I thought once or twice about leaving

Just to see those unknown places in my mind

But the more I thought of leaving, the more I fell in love

With everything I'd have to leave behind


Yeah I thought once or twice about leaving

Just to see those unknown places in my mind

But there's so much left to do, a farmer's work is never through

And I'm not the kind to leave it all behind


I think most teenagers get it in their heads that the grass might be a little greener on the other side and I guess that was me.  I left Mississippi and headed to Nashville in 1995 and I was only planning on staying for 6 months.  Obviously, I stayed a little longer, but in my heart, that place is still home.  I told my wife not to long ago that the dirt on that property is just as much a part of who I am as anything else.  I go back as often as I can and help out.  If you grew up on a farm, you know that there's always something left to do.  A farmer's work never ends.  My parents have always kept the place up really nice and as long as I'm alive, I'm going to do my best to help keep it up the way that they have.

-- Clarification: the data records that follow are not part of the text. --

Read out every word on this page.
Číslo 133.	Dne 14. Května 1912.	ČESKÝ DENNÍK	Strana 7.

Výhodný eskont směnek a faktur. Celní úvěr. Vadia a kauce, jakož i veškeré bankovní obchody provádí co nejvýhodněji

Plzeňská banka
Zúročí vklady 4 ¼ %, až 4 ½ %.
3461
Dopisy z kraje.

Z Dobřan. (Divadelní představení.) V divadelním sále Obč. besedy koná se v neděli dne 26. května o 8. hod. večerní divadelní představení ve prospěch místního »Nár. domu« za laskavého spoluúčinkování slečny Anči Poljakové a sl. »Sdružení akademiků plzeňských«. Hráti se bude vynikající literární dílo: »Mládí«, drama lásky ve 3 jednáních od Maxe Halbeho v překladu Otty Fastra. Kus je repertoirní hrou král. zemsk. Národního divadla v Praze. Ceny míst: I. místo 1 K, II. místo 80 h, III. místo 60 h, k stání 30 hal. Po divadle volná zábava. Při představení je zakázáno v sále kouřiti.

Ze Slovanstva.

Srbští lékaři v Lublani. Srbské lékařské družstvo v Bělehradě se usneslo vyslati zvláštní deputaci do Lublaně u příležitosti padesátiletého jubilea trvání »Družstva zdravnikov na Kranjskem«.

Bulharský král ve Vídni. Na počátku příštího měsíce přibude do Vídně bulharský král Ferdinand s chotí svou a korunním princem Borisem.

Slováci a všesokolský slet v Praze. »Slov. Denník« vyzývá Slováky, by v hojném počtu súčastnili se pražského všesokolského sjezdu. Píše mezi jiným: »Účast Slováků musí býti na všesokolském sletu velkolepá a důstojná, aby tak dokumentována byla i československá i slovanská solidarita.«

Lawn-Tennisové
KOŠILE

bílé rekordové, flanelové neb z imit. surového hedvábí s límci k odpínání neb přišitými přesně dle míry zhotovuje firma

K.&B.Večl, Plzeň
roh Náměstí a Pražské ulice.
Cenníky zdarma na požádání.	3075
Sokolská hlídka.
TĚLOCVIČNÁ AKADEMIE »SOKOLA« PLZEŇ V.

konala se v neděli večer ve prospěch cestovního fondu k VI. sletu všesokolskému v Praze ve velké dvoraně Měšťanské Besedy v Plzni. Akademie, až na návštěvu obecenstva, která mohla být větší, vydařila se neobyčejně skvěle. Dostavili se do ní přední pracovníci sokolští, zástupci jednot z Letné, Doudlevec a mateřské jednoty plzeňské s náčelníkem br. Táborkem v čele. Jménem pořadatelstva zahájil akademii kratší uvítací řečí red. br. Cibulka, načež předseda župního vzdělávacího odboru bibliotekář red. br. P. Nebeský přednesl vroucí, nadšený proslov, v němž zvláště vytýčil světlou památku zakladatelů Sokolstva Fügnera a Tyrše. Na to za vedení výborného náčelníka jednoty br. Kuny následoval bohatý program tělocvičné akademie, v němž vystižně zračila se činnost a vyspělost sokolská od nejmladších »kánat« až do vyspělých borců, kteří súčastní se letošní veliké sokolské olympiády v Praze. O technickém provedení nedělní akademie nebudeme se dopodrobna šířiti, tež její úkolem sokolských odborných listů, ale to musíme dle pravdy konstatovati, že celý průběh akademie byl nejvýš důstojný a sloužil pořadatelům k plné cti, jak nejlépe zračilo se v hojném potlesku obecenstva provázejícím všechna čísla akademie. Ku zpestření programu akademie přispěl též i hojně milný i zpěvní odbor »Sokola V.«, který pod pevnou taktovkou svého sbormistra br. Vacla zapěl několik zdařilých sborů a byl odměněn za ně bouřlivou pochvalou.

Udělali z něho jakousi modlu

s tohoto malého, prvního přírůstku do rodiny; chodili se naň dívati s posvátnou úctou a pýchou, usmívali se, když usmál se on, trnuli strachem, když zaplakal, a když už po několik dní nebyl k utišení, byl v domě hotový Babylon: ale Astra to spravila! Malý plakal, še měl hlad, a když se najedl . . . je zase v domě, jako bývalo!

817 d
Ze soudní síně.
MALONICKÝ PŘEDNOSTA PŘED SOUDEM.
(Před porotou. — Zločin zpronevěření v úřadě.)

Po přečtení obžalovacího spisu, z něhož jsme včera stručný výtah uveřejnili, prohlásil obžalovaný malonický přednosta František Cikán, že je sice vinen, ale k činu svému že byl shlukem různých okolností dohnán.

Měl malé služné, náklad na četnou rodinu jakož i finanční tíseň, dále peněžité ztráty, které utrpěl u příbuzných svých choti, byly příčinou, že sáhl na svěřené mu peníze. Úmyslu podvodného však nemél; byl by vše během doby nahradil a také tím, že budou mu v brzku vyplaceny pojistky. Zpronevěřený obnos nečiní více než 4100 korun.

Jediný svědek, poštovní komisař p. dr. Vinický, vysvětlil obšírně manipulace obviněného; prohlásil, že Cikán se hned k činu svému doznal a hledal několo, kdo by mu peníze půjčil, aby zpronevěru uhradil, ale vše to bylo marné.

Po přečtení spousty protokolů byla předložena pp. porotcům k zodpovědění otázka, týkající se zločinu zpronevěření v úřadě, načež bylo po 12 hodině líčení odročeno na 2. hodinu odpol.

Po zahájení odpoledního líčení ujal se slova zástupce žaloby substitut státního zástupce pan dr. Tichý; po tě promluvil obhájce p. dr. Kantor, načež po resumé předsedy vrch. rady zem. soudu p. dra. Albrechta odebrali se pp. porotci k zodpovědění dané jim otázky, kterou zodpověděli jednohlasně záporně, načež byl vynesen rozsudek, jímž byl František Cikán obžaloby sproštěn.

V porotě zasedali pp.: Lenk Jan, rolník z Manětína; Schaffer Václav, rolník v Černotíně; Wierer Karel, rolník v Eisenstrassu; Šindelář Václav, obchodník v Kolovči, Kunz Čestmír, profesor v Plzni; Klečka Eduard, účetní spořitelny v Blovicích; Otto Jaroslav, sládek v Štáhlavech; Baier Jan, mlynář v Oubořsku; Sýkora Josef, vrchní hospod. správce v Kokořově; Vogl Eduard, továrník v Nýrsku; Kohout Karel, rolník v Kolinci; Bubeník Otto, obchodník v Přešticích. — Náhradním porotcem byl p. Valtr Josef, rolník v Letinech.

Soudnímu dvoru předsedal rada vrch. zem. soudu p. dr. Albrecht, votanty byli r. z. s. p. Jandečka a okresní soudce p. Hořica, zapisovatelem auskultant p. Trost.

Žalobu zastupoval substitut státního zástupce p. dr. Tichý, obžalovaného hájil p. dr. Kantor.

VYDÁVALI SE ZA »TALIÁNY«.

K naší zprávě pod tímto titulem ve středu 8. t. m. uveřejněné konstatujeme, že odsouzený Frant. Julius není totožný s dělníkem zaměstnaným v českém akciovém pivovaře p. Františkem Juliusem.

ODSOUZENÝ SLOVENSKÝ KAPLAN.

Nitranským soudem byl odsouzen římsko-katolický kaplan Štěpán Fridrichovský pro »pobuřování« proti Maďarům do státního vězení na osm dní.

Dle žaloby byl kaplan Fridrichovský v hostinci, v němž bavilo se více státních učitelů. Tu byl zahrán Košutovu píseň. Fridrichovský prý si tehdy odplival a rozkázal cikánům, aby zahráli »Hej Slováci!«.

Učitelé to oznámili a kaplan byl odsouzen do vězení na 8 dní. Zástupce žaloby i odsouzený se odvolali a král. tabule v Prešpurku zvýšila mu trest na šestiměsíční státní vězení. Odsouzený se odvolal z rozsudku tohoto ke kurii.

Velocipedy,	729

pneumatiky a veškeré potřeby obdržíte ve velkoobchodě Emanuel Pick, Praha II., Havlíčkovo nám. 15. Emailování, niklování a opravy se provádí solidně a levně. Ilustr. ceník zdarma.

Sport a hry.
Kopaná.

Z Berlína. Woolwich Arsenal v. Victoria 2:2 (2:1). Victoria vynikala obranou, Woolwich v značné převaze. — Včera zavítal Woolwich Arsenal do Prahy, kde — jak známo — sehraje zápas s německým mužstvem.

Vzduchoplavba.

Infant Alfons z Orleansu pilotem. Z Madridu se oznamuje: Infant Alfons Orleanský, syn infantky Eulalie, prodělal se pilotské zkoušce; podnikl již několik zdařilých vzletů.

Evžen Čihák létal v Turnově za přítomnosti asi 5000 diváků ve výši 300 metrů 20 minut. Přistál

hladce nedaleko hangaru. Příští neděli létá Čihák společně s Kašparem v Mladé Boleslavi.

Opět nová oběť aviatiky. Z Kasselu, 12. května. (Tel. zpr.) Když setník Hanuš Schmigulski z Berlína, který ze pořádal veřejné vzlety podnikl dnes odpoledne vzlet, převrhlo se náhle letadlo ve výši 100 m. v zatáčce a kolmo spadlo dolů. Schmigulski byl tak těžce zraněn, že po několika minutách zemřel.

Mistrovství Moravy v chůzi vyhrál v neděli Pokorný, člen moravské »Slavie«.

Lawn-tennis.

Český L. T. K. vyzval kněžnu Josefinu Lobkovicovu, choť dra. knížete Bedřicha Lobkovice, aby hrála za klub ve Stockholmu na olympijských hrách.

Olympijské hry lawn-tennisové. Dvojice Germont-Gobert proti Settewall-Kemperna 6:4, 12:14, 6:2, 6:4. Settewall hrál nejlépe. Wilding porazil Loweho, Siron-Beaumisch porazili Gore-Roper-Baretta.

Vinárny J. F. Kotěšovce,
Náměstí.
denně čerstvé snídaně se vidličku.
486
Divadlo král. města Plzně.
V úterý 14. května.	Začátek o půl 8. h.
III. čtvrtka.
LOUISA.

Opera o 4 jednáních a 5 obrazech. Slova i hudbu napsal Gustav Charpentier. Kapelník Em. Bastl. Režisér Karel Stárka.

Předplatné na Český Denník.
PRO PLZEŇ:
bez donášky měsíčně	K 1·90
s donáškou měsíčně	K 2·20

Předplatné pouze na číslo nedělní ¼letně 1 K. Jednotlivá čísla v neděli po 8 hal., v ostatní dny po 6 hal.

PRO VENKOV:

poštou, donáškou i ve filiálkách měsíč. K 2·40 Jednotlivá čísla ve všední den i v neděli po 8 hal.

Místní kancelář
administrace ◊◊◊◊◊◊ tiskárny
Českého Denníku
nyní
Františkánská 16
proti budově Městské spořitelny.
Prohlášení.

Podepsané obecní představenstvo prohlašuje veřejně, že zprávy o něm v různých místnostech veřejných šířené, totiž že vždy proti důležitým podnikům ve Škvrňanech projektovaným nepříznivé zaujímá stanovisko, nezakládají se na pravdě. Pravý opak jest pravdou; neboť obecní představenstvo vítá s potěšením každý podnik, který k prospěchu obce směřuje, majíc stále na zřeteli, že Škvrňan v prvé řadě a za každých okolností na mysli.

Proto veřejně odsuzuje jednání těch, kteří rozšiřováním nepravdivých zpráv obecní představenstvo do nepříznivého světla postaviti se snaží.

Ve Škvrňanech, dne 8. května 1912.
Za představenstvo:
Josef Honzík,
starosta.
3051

I often wonder who's gonna take my place

After the Lord decides to come take me away

But I keep on working everyday at the break of dawn

'til they lay me down in those fields of home

Yeah I'll keep on working these fingers to the bone

'til they lay me down in those fields of home


This past January, we said goodbye to daddy for the last time.  I guess they needed a good guitar and fiddle player in Heaven.  I remember momma asked me just a few days after daddy's service, "what in the world am I gonna do with a hundred and seventy acres?"  I told her, "we'll keep the fields up, the trails down, the fence lines cleaned, and everything else…just like we've always done."  And that's what we're going to do.  


I remember after the service, someone asked me if I wrote "Fields Of Home" about daddy.  They said it described him so well.  I told them "I'd actually written it about myself."  I guess that adds a little more truth to something daddy used to tell my wife Michelle.  He'd say, "Michelle, just remember…the apple doesn't fall far from the tree."  Then they'd both smile because they knew it was true.


Comments Section

Mark, your website looks REALLY great! I especially like your story about Fields of Home. Of course you know how special your family is to me. We share a lot of good memories. Your dad would be so proud!! He always was so proud of you and Teresa. We all miss him so much!! But I KNOW he is having a great time with Jesus right now! Keep up the good work!